In the verb you experience the relationship to nature – the process of manifestation – through the process of the interrelated flows of resources.  This is the realm of everything that exists, from land to ideas to physical bodies.  While many people tend to think of nature as animals and trees, it includes everything that exists.  At the verb level, you work with both the qualitative vitality of nature and the quantitative volume of nature.

In the verb, you experience the source of creativity, the flow of creative source in you, in the creative ideas you bring to what you see.  This is the verb form of the creative source flowing that is capital.  As creativity flows through the system, sometimes more flows in than flows out.  You might accept more acts of creation into your pantry than you consume.  The realization here is that the act of creation manifested resources and brought them to you, and that the act of creation consumed them.  Thus, what seems to be accumulated in the net result of resources flowing in and out, is an accumulation of acts of creation, of light-Spirit.  This is a “stored” potential of light-Spirit.  What you need to ask here is, “What does it mean to store light-Spirit?”  Is that even possible?  Does something happen to light-Spirit if it is not flowing?  I suggest that, in fact, it is flowing, since all forms of light are always flowing, and that it is only your perception that you have stored it.  This means that you need to understand how to work with capital that seems to be accumulated in something, if it is actually in flux.  This is the verb realm of your experience, as seen through the five primary relationships you have with the flow of harmonic vibrancy.

From the ecosynomics perspective, the verb level of resources connects the system of people in the group, their expressions of and needs for harmonic vibrancy, and the resources that sustain human life.  This verb understanding of resources shows what resources you will need at what time, for future opportunities, and what dynamics of inflows and outflows are required to get you there.  This helps you see how to accumulate the level of resources required in the future, so that you can attempt to get there in an efficient way.  This understanding helps you avoid the verb-level costs of scarcity.

Converting Light-Resources from Possibilities to Probabilities

To move from the light level of possibility to the verb level of probability, you filter out possibility.  This is the same as saying, now it is real.  It has a life.  It is in a process of maturation, of development.[1]  The process is one you experience all of the time.  You can see a possibility, a potential.  You can agree on it.  You can give it your attention, making it explicit.  It becomes real, and you can step towards it.

Imagination is the beginning of creation.

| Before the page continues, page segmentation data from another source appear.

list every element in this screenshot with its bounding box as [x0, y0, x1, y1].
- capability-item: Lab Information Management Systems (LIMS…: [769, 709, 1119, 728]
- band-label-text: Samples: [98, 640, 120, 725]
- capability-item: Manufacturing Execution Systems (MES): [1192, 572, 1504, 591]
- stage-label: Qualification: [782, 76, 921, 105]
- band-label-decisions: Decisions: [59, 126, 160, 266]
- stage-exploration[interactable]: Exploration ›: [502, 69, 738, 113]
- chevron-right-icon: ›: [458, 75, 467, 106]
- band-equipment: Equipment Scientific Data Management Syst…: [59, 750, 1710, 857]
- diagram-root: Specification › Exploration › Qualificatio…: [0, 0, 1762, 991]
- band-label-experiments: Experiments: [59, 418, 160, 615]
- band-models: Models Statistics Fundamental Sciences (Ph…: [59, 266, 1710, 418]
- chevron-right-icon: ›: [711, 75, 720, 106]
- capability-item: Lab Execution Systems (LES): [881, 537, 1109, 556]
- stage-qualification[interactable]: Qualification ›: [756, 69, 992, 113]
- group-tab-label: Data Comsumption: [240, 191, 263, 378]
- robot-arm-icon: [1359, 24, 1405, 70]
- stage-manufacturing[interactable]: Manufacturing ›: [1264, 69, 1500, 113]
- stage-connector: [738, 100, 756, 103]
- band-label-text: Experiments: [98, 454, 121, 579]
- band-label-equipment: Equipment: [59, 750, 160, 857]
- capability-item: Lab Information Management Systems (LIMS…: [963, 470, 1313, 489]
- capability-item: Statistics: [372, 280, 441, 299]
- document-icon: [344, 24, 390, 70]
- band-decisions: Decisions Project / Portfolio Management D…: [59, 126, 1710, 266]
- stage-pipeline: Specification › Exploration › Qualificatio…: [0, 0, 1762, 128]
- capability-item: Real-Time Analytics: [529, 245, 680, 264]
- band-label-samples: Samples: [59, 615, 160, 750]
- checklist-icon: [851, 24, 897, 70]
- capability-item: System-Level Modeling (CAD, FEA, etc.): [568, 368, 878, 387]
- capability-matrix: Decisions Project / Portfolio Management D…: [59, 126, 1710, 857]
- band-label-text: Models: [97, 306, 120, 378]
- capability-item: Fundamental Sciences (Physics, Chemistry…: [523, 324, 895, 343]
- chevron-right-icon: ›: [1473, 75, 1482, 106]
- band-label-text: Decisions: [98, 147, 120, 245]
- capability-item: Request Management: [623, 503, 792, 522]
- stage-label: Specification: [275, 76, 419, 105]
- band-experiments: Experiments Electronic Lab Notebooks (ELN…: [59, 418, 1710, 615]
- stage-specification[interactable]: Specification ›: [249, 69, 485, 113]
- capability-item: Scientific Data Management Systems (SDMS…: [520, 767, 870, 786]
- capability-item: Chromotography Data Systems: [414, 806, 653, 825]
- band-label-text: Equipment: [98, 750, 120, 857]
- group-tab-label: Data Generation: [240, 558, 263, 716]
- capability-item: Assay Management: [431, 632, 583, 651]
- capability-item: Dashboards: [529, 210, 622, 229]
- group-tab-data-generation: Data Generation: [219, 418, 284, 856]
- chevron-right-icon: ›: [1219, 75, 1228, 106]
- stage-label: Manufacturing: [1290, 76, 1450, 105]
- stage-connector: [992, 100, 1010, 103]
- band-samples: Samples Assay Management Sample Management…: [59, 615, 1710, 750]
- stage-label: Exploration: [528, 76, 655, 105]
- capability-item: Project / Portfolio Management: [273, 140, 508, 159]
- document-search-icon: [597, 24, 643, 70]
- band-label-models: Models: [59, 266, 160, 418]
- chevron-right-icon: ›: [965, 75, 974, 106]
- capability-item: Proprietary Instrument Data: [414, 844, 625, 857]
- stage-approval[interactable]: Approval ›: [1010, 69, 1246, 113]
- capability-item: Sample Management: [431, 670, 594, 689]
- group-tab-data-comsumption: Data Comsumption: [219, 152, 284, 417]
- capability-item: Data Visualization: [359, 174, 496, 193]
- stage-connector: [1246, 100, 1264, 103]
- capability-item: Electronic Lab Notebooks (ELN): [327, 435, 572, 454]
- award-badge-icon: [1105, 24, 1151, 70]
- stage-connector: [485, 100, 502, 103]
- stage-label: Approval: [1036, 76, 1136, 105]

You imagine what you desire; you will what you imagine; and at last you create what you will.[2]

You know this happens when you experience the moment of transition from possibility to probability, when it becomes real, when you can actually see it with others, often way before it has a tangible form.  For example, when you throw around ideas of where to go eat with friends, these are possibilities.  At some point in the exploration, everyone all of a sudden seems to converge on a shared seeing, when they all see the same thing and agree.  It becomes real.  Long before they are actually sitting in the restaurant together, they begin to move resources to get there.  In a way, they can all see themselves there already.

[1] For the technically comfortable, we will “filter out” possibility by integrating the possible life process (dX/dt)/dp over possibility (p).  This means that we will have a “snap shot” in possibility of a flow over time.

[2] This quote is the from the play Back to Methusaleh by George Bernard Shaw, where the snake is interacting with Eve in Part I, Act I (Bernard Shaw, 1974, p. 70).